Gyeongju is best known for having been the capital of the Silla dynasty, and because of this, it might be one of the most interesting places to tour in the country. It is absolutely full of history and interesting things to see at every turn, starting with the burial mounds.
After a long day of walking, we returned to our motel to see another ancient site: a well stocked VHS library and our very own VHS player!
Sunday was reserved for the biggest draw to Gyeongju- the UNESCO designated world heritage site, Bulguksa temple. It was the center of Buddhism during the Silla dynasty, but was burnt down by the Japanese and had to be restored.
The restoration was remarkable though, and it is one of the biggest and most beautiful temples in the country.
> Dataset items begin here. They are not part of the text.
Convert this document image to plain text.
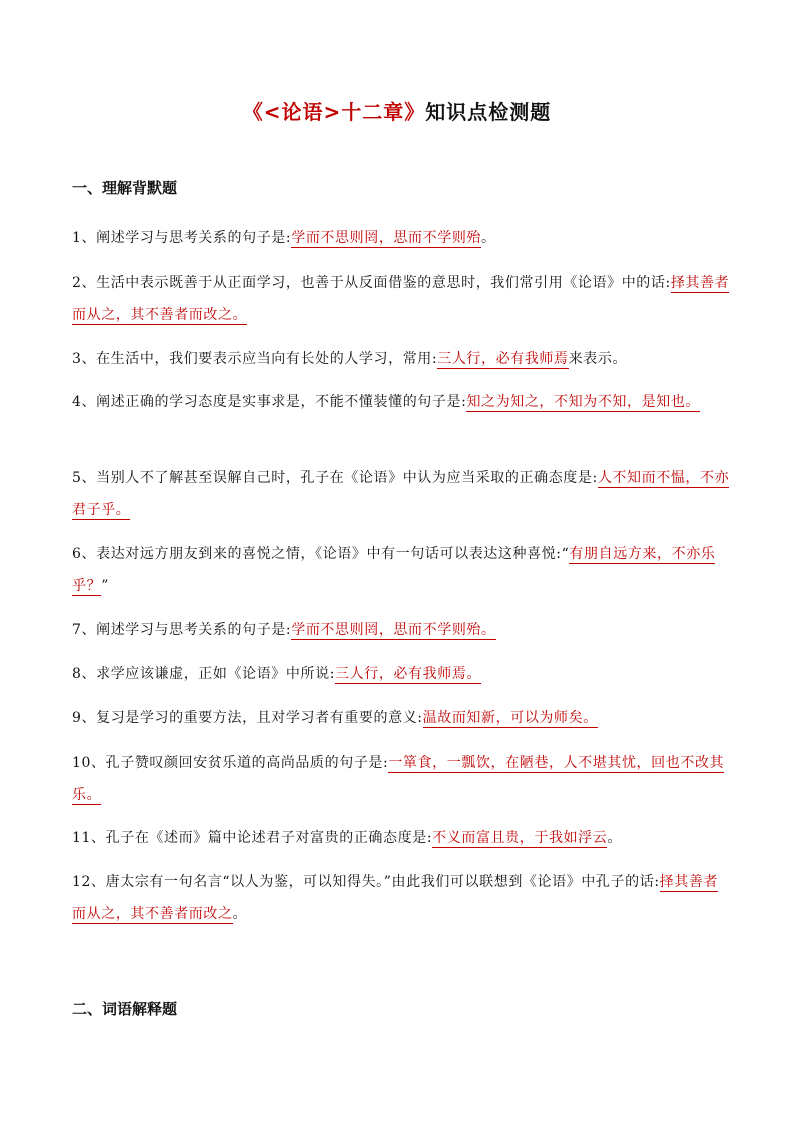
《<论语>十二章》知识点检测题
一、理解背默题
1、阐述学习与思考关系的句子是:学而不思则罔，思而不学则殆。
2、生活中表示既善于从正面学习，也善于从反面借鉴的意思时，我们常引用《论语》中的话:择其善者而从之，其不善者而改之。
3、在生活中，我们要表示应当向有长处的人学习，常用:三人行，必有我师焉来表示。
4、阐述正确的学习态度是实事求是，不能不懂装懂的句子是:知之为知之，不知为不知，是知也。
5、当别人不了解甚至误解自己时，孔子在《论语》中认为应当采取的正确态度是:人不知而不愠，不亦君子乎。
6、表达对远方朋友到来的喜悦之情，《论语》中有一句话可以表达这种喜悦:“有朋自远方来，不亦乐乎？”
7、阐述学习与思考关系的句子是:学而不思则罔，思而不学则殆。
8、求学应该谦虚，正如《论语》中所说:三人行，必有我师焉。
9、复习是学习的重要方法，且对学习者有重要的意义:温故而知新，可以为师矣。
10、孔子赞叹颜回安贫乐道的高尚品质的句子是:一箪食，一瓢饮，在陋巷，人不堪其忧，回也不改其乐。
11、孔子在《述而》篇中论述君子对富贵的正确态度是:不义而富且贵，于我如浮云。
12、唐太宗有一句名言“以人为鉴，可以知得失。”由此我们可以联想到《论语》中孔子的话:择其善者而从之，其不善者而改之。
二、词语解释题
Unfortunately, this meant it was crawling with tourists. Not that I can blame them- after all, we were there too. Though the copious amount of vendors selling corn dogs and plastic dung-on-a-stick toys on the surrounding temple lawns did damper the serenity a bit. It was amazing to be in such a heavily populated place after the relative calm of cultural sites in Andong. Though inside all of the temple buildings, a natural reverence was maintained- especially in one large central structure referred to as the "Hall of Whispers." Shoes off, no cameras, and total silence. Even in a place crawling with noisy people, there were ways to find a soothing sense of harmony.
The view from the top of the grotto was extraordinary.